Jean Chrétien touts his legacy, takes shots at Harper

Tease the day: The former Liberal PM reminisces about his decision to withhold troops from the war in Iraq

Fred Chartrand/CP

Jean Chrétien makes news whenever he has an opinion. Ten years ago, Chrétien famously opposed sending troops to the American- and British-led war in Iraq. The former prime minister gloated to Canadian reporters about that decision, arguing that he never saw the proof of weapons of mass destruction promised by the U.S. intelligence community. Refusing to join the hostilities “turned out to be very important for the independence of Canada,” Chrétien told The Globe and Mail, which found room on its front page for the interview. “It was the obvious decision to make,” he bragged to the Toronto Star.

Chrétien may have waxed gloriously about his past success, but the cunning former PM used his time with national reporters to take some shots at Prime Minister Stephen Harper—and even boost his own Liberal Party’s image, as much as that’s possible. “What I notice is we seem to be playing much less [of a] role now [that] we were not elected to have a seat at the Security Council,” he lamented to The Globe, a broadside attack on Harper’s inability to secure a seat on the vaunted UN council.
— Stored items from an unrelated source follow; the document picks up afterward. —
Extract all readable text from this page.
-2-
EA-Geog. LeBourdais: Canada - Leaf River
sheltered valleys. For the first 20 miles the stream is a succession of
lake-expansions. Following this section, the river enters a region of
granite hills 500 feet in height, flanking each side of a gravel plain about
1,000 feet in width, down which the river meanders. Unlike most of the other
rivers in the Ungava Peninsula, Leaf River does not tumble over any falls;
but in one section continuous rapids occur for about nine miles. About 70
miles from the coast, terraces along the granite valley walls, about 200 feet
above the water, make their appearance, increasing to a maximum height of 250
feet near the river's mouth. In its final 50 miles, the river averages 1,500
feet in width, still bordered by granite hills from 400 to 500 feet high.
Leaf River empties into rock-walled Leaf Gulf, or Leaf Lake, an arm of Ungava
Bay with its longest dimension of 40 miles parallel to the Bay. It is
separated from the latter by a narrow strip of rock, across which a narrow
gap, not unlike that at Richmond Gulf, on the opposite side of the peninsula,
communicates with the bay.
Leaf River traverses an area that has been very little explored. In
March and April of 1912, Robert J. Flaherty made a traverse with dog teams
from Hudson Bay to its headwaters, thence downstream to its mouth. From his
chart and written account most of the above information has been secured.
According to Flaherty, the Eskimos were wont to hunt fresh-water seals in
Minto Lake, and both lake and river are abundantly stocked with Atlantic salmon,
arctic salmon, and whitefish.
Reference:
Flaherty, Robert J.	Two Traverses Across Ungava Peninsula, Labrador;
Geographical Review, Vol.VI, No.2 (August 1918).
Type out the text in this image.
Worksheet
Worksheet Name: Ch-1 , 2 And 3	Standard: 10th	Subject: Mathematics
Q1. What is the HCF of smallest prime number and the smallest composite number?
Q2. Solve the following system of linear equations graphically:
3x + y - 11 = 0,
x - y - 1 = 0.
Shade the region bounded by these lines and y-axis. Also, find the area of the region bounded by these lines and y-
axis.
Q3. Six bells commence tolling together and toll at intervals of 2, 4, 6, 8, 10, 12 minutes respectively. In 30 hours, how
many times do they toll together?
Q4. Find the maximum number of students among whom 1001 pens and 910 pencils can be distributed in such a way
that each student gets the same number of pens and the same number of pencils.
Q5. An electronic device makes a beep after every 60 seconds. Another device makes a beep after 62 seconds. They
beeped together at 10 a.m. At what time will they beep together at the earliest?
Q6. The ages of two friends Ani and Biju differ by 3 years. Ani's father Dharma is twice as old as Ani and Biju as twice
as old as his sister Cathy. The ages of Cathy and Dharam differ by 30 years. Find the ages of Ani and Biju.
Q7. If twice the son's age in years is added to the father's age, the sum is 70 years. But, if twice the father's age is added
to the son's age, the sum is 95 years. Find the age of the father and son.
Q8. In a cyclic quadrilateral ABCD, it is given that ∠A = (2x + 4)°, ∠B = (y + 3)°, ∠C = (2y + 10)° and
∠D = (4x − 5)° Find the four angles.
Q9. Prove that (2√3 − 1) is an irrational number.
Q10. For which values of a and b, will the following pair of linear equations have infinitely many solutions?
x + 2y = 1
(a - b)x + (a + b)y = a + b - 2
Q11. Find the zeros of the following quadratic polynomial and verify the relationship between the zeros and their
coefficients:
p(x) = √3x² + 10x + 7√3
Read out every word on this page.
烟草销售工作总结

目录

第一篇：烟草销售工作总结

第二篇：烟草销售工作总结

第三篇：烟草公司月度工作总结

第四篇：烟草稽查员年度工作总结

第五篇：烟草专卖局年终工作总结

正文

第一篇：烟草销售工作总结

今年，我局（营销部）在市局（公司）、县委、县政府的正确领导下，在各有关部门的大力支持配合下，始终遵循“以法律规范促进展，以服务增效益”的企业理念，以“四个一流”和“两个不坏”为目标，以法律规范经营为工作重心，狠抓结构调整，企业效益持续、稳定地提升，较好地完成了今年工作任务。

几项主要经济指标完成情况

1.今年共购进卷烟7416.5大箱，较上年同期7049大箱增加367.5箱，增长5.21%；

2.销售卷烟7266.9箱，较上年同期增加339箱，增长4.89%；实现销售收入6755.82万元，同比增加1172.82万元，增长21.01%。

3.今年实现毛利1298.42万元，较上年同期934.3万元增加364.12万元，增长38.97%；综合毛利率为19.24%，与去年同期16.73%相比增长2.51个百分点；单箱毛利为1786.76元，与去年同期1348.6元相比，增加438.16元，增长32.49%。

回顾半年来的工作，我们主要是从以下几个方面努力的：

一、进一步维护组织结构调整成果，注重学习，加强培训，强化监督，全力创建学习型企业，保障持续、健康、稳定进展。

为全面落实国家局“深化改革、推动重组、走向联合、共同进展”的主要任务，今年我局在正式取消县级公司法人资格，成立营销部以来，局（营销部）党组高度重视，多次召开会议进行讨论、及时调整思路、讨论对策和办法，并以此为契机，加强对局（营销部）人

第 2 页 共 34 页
As for the Liberals, Chrétien told the Star that he thinks “the party is coming back, I’m very pleased with that,” and cited higher polling and thousands of new supporters as evidence. One thing’s certain: no matter the fate of his legacy or his party, Chrétien will always have the ear of reporters who are on the other side of an interview.

What’s above the fold this morning?

The Globe and Mail leads with an interview with former prime minister Jean Chrétien as the 10th anniversary of the War in Iraq’s first days approaches. The National Post fronts NDP Leader Tom Mulcair’s mixed messages on the oil sands. The Toronto Star goes above the fold with $10 million the federal government paid a security firm tied to corruption allegations in Afghanistan. The Ottawa Citizen leads with fears the next parliamentary budget officer’s mandate will be weakened significantly. iPolitics fronts the predictable fiscal woes Alberta currently faces. leads with ongoing voting inside the papal conclave. National Newswatch showcases the Toronto Star‘s look at why so many Liberal supporters didn’t provide email addresses when they signed up.

Stories that will be (mostly) missed

1. Doug Christie. Canada’s defender of the country’s most hated hatemongers—including Ernst Zundel, among others—died of cancer Monday, just weeks after making his final arguments in court. 2. Bill 14. If the Quebec government revokes the status of certain bilingual communities in the province, anglophones will protest in the streets, say critics of a controversial bill.
3. Rigged contracts. The Canada School of Public Service played favourites with contracts amounting to $1.7 million, according to a report released by the federal procurement ombudsman.
4. Armed Forces. Canada’s military has quietly reclaimed the “armed” moniker that disappeared in the 1990s, amid budget cuts and efforts by the then-governing Liberals to soften the forces’ image.